Dots are randomly positioned and don’t show the location of a particular individual. At small-scales it works really well to show the overall density of a dataset and deals quite well with the problem of outliers. It also deals well with the impact of differently sized areas and the impact that has on our visual interpretation of the data. Far from many small countries having a small number of attendees, the map illustrates the distribution of non-US attendance better than alternative maps.
Of course, no map is perfect and given I was using country level totals the sparsely populated state of Alaska gets the same density of dot distribution as the contiguous lower 48 states. For the US, I did have data disaggregated down to state level and created a version of the map where the US was shown at state level while everywhere else shows country level:
I don’t like mixing geographies in this way as it can create confusion. For instance, Canada with it’s even distribution of dots is juxtaposed against bordering US states that are at a finer level of geography. It just doesn’t seem to work. Leaving the US as a single value and evenly distributing dots regardless of state was a compromise I felt was acceptable for this particular use. If the map was only going to show US attendees then of course, state level works. And beyond that we might even get into dasymetric techniques.

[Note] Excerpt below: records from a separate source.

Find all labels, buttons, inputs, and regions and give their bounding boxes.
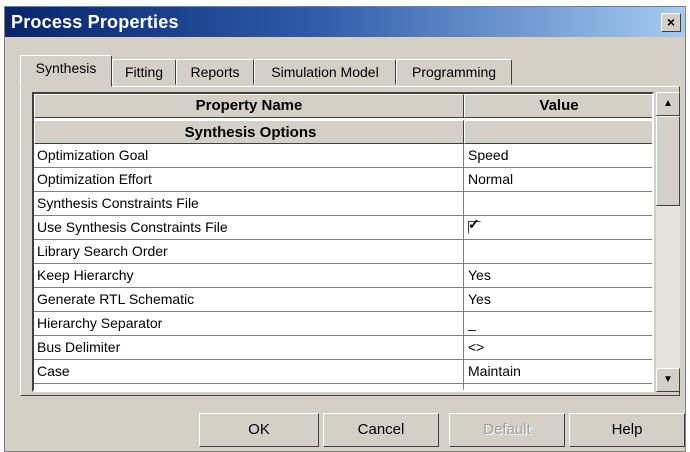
property-value[interactable] — [464, 192, 652, 216]
scroll-up-button[interactable]: ▲ — [656, 92, 680, 116]
property-row[interactable]: Generate RTL Schematic Yes — [34, 288, 652, 312]
section-title: Synthesis Options — [34, 120, 464, 144]
ok-button[interactable]: OK — [199, 413, 319, 447]
property-value[interactable]: Normal — [464, 168, 652, 192]
property-row[interactable]: Case Maintain — [34, 360, 652, 384]
scroll-down-button[interactable]: ▼ — [656, 368, 680, 392]
section-value — [464, 120, 652, 144]
property-grid: Property Name Value Synthesis Options Opt… — [32, 92, 654, 392]
property-name: Work Directory — [34, 384, 464, 390]
property-row[interactable]: Hierarchy Separator _ — [34, 312, 652, 336]
property-row[interactable]: Bus Delimiter <> — [34, 336, 652, 360]
property-row[interactable]: Library Search Order — [34, 240, 652, 264]
property-value[interactable]: Maintain — [464, 360, 652, 384]
property-name: Bus Delimiter — [34, 336, 464, 360]
property-row[interactable]: Optimization Effort Normal — [34, 168, 652, 192]
property-name: Synthesis Constraints File — [34, 192, 464, 216]
property-value[interactable]: ./xst — [464, 384, 652, 390]
property-name: Hierarchy Separator — [34, 312, 464, 336]
property-name: Library Search Order — [34, 240, 464, 264]
property-name: Use Synthesis Constraints File — [34, 216, 464, 240]
column-header-value[interactable]: Value — [464, 94, 652, 118]
cancel-button[interactable]: Cancel — [323, 413, 439, 447]
title-bar[interactable]: Process Properties × — [5, 7, 685, 37]
tab-fitting[interactable]: Fitting — [112, 59, 176, 85]
arrow-down-icon: ▼ — [663, 374, 673, 385]
default-button[interactable]: Default — [449, 413, 565, 447]
tab-synthesis[interactable]: Synthesis — [20, 55, 112, 87]
property-value[interactable]: Yes — [464, 288, 652, 312]
close-icon: × — [666, 14, 676, 30]
property-row[interactable]: Synthesis Constraints File — [34, 192, 652, 216]
help-button[interactable]: Help — [569, 413, 685, 447]
checkmark-icon: ✓ — [468, 216, 480, 232]
tab-simulation-model[interactable]: Simulation Model — [254, 59, 396, 85]
property-name: Optimization Effort — [34, 168, 464, 192]
property-name: Optimization Goal — [34, 144, 464, 168]
property-value-checkbox-cell[interactable]: ✓ — [464, 216, 652, 240]
property-name: Case — [34, 360, 464, 384]
property-value[interactable]: Yes — [464, 264, 652, 288]
property-name: Generate RTL Schematic — [34, 288, 464, 312]
property-value[interactable]: _ — [464, 312, 652, 336]
property-value[interactable]: Speed — [464, 144, 652, 168]
arrow-up-icon: ▲ — [663, 98, 673, 109]
vertical-scrollbar[interactable]: ▲ ▼ — [656, 92, 680, 392]
property-row[interactable]: Use Synthesis Constraints File ✓ — [34, 216, 652, 240]
property-row[interactable]: Optimization Goal Speed — [34, 144, 652, 168]
property-value[interactable] — [464, 240, 652, 264]
property-row[interactable]: Keep Hierarchy Yes — [34, 264, 652, 288]
property-value[interactable]: <> — [464, 336, 652, 360]
tab-reports[interactable]: Reports — [176, 59, 254, 85]
use-constraints-checkbox[interactable]: ✓ — [468, 217, 481, 234]
scroll-thumb[interactable] — [656, 116, 680, 206]
property-row[interactable]: Work Directory./xst — [34, 384, 652, 390]
property-name: Keep Hierarchy — [34, 264, 464, 288]
window-title: Process Properties — [11, 12, 179, 32]
column-header-property-name[interactable]: Property Name — [34, 94, 464, 118]
close-button[interactable]: × — [661, 13, 681, 32]
tab-programming[interactable]: Programming — [396, 59, 512, 85]
section-header-row: Synthesis Options — [34, 120, 652, 144]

And at around 2am I exported the map to PDF. I sent one version for each of the two basemaps. And at around 8am the UC Central programme went live. The producers had gone with the Nova map version and here’s the map, on screen for about 12 seconds including a close-up!

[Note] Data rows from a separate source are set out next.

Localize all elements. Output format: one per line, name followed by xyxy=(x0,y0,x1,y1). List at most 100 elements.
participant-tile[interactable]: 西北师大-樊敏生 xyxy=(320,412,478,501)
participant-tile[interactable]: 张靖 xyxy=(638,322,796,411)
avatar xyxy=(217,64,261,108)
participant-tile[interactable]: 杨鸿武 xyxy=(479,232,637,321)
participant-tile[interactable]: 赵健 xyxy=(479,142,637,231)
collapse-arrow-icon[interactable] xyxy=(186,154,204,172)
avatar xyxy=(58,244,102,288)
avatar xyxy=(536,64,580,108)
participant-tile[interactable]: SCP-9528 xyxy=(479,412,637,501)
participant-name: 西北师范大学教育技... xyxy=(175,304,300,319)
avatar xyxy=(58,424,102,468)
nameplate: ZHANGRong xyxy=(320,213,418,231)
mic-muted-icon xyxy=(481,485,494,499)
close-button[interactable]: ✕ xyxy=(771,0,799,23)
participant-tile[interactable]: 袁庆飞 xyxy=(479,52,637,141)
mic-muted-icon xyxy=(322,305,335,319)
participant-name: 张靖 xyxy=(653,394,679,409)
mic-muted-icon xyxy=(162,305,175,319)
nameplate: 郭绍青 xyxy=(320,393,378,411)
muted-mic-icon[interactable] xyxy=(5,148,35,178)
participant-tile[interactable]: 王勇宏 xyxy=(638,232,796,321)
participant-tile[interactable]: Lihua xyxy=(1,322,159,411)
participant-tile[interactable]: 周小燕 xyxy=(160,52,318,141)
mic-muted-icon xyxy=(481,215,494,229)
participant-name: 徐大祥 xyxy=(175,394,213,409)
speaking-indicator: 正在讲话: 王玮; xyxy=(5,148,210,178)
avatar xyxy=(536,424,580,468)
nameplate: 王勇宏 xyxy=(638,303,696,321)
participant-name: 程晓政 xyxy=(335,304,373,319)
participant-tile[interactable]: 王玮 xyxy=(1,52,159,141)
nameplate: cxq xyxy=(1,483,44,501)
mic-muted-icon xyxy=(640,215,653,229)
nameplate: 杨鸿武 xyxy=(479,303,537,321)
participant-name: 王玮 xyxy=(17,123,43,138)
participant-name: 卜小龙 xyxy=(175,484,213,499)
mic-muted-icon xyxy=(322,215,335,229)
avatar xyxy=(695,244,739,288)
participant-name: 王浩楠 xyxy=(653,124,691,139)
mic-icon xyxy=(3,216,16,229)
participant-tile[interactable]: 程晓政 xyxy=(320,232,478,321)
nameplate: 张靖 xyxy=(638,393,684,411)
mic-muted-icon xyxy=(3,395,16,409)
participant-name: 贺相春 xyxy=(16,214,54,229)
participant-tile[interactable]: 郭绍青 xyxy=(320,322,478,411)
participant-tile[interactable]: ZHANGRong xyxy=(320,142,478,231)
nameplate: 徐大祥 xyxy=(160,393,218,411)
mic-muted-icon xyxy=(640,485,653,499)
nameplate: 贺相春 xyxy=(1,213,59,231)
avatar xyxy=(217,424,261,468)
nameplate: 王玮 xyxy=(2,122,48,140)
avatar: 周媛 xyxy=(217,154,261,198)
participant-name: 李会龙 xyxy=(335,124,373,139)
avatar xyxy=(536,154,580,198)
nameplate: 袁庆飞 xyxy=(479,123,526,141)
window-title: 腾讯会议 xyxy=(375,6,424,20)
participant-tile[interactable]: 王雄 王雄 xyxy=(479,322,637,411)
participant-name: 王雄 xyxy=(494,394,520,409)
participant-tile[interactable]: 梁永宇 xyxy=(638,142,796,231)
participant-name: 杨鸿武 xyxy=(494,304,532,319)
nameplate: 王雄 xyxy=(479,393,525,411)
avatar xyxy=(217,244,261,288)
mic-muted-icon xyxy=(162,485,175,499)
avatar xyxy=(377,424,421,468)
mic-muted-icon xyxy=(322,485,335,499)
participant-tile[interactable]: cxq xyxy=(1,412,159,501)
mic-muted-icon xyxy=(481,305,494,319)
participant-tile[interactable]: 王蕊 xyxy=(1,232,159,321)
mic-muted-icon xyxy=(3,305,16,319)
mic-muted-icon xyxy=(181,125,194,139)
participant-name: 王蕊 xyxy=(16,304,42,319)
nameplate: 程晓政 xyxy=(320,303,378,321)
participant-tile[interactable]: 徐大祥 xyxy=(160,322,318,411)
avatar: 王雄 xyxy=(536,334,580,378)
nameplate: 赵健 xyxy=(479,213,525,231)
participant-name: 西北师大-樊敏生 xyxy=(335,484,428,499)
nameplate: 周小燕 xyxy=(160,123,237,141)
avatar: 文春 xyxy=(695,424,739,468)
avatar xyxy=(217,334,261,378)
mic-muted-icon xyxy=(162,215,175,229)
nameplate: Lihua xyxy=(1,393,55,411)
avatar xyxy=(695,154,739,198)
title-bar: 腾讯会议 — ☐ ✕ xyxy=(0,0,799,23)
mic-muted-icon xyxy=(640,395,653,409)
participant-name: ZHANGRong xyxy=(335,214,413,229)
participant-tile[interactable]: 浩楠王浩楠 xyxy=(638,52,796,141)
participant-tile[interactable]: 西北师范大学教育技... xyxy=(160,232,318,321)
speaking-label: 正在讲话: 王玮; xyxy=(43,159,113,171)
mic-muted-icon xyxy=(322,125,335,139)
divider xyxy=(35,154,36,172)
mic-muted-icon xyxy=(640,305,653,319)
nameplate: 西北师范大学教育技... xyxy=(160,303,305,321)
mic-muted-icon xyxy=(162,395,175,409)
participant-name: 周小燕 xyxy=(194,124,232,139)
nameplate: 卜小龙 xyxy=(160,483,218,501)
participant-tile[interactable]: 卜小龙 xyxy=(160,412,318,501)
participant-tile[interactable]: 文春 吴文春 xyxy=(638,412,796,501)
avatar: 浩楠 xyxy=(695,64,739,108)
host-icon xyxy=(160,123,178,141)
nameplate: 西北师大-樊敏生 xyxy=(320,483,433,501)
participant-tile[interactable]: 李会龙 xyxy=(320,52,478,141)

So with a small amount of time I was able to fashion something that balanced the competing needs, the circumstances in which the map was to be shown, and viewed, and make it intelligible without making it cumbersome to read or interpret.
Maps often need to be made to very short order. You simply don’t have the time to finesse or experiment. Sure, given a week and a different set of circumstances I would almost certainly have designed it differently but for this map…job done, and only one thing to do. Have a morning coffee and take Wisley the dog for a walk.
A couple of final thoughts.
Firstly, whatever happened to those 19,000 attendees that were seemingly missing? It was a simple explanation and was the difference between the registered attendees (the data I was sent) and those who signed up to watch the plenary streams.
Finally, sometimes giving yourself a tight deadline sharpens the mind and helps lead you to a good final product. It may not have all the hallmarks of a masterpiece that took forever, but not all maps need to be long-term projects even if you have the time to spare. Even simple, quickly produced maps, done well, can suit the short-term purpose for which they are designed. They shine bright for a short while, then they’re gone (until they reappear in a blog!).